Stem cell therapies represent a hopeful option for cardiac regeneration. Here, we examined both the in vitro and in vivo acquisition of endothelial cell (EC)-specific lineage characteristics by umbilical cord blood-derived mesenchymal stem cells (UCBMSCs).Methods
Cells were differentiated in the EC-specific growth medium EGM-2. Gene and protein expression were assessed by qRT-PCR, indirect immunofluorescence and Western blotting. In vitro vascular-like network formation was analyzed onto Matrigel. In vivo experiments using co-implantation of Matrigel and UCBMSCs modified for the expression of a human CD31 promoter-regulated luciferase reporter were also carried out in mice. Activation of CD31 promoter was monitored over time using non-invasive bioluminescence, and Matrigel plugs were removed for microvasculature growth analysis following fluorescent angiography. Differentiation response of modified UCBMSCs was finally examined in a mouse model of myocardial infarction (MI).Results
UCBMSC-derived ECs self organized into vascular-like networks in vitro.
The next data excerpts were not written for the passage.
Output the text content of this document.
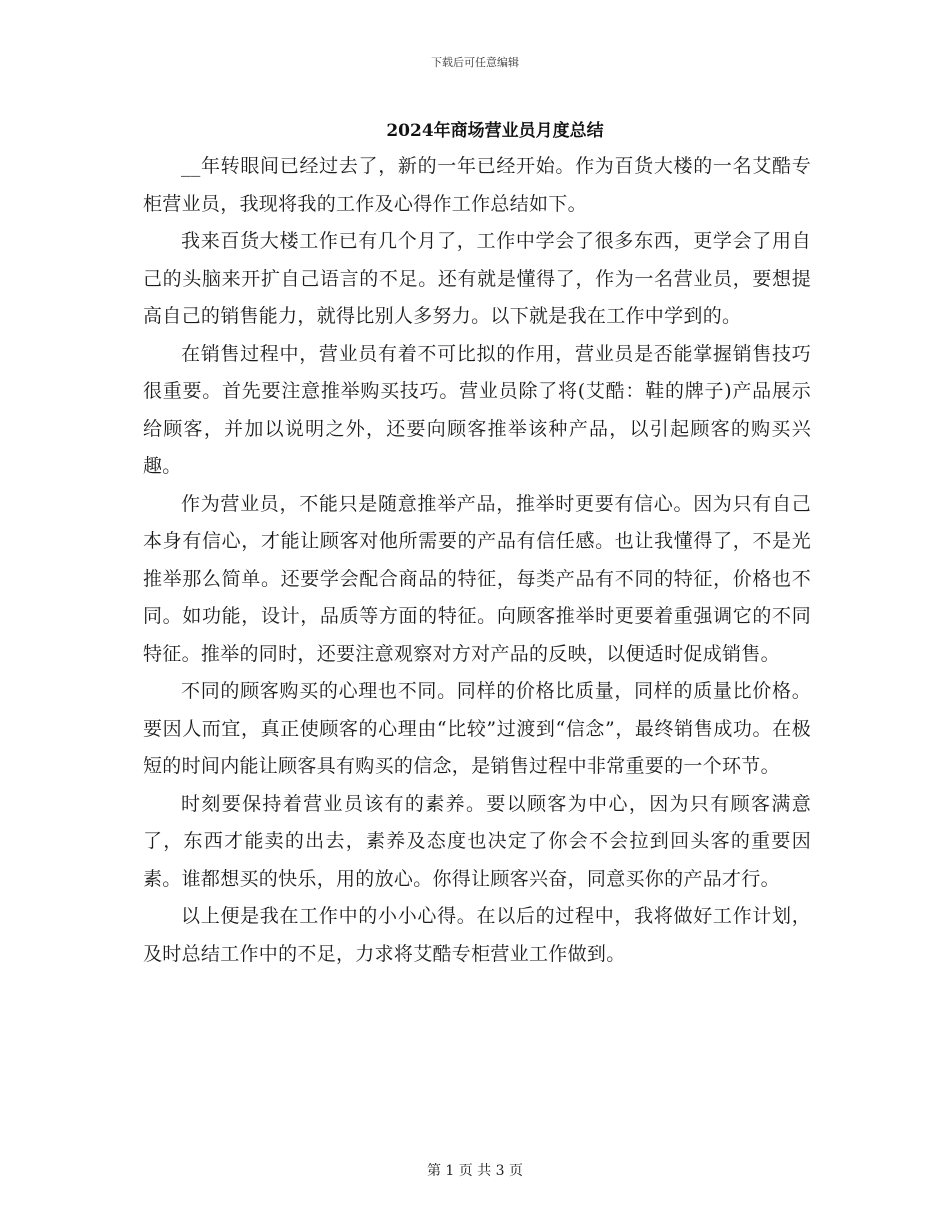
下载后可任意编辑
2024年商场营业员月度总结

__年转眼间已经过去了，新的一年已经开始。作为百货大楼的一名艾酷专柜营业员，我现将我的工作及心得作工作总结如下。

我来百货大楼工作已有几个月了，工作中学会了很多东西，更学会了用自己的头脑来开扩自己语言的不足。还有就是懂得了，作为一名营业员，要想提高自己的销售能力，就得比别人多努力。以下就是我在工作中学到的。

在销售过程中，营业员有着不可比拟的作用，营业员是否能掌握销售技巧很重要。首先要注意推举购买技巧。营业员除了将(艾酷：鞋的牌子)产品展示给顾客，并加以说明之外，还要向顾客推举该种产品，以引起顾客的购买兴趣。

作为营业员，不能只是随意推举产品，推举时更要有信心。因为只有自己本身有信心，才能让顾客对他所需要的产品有信任感。也让我懂得了，不是光推举那么简单。还要学会配合商品的特征，每类产品有不同的特征，价格也不同。如功能，设计，品质等方面的特征。向顾客推举时更要着重强调它的不同特征。推举的同时，还要注意观察对方对产品的反映，以便适时促成销售。

不同的顾客购买的心理也不同。同样的价格比质量，同样的质量比价格。要因人而宜，真正使顾客的心理由“比较”过渡到“信念”，最终销售成功。在极短的时间内能让顾客具有购买的信念，是销售过程中非常重要的一个环节。

时刻要保持着营业员该有的素养。要以顾客为中心，因为只有顾客满意了，东西才能卖的出去，素养及态度也决定了你会不会拉到回头客的重要因素。谁都想买的快乐，用的放心。你得让顾客兴奋，同意买你的产品才行。

以上便是我在工作中的小小心得。在以后的过程中，我将做好工作计划，及时总结工作中的不足，力求将艾酷专柜营业工作做到。

第 1 页 共 3 页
Co-implantation of Matrigel and modified UCBMSCs resulted in marked reporter and EC gene activation, and microcirculatory vessel formation as well. Cells embedded in a fibrin patch survived over the infarct area and developed CD31 + vascular-like structures 4 weeks post-implantation. MI-treated animals showed a reduced infarct scar and larger vessel occupied area in comparison with MI-control animals.Conclusions
Our results show that UCBMSCs contribute to the formation of microcirculatory vessels in vivo, and promote revascularization of ischemic myocardium following acute infarction.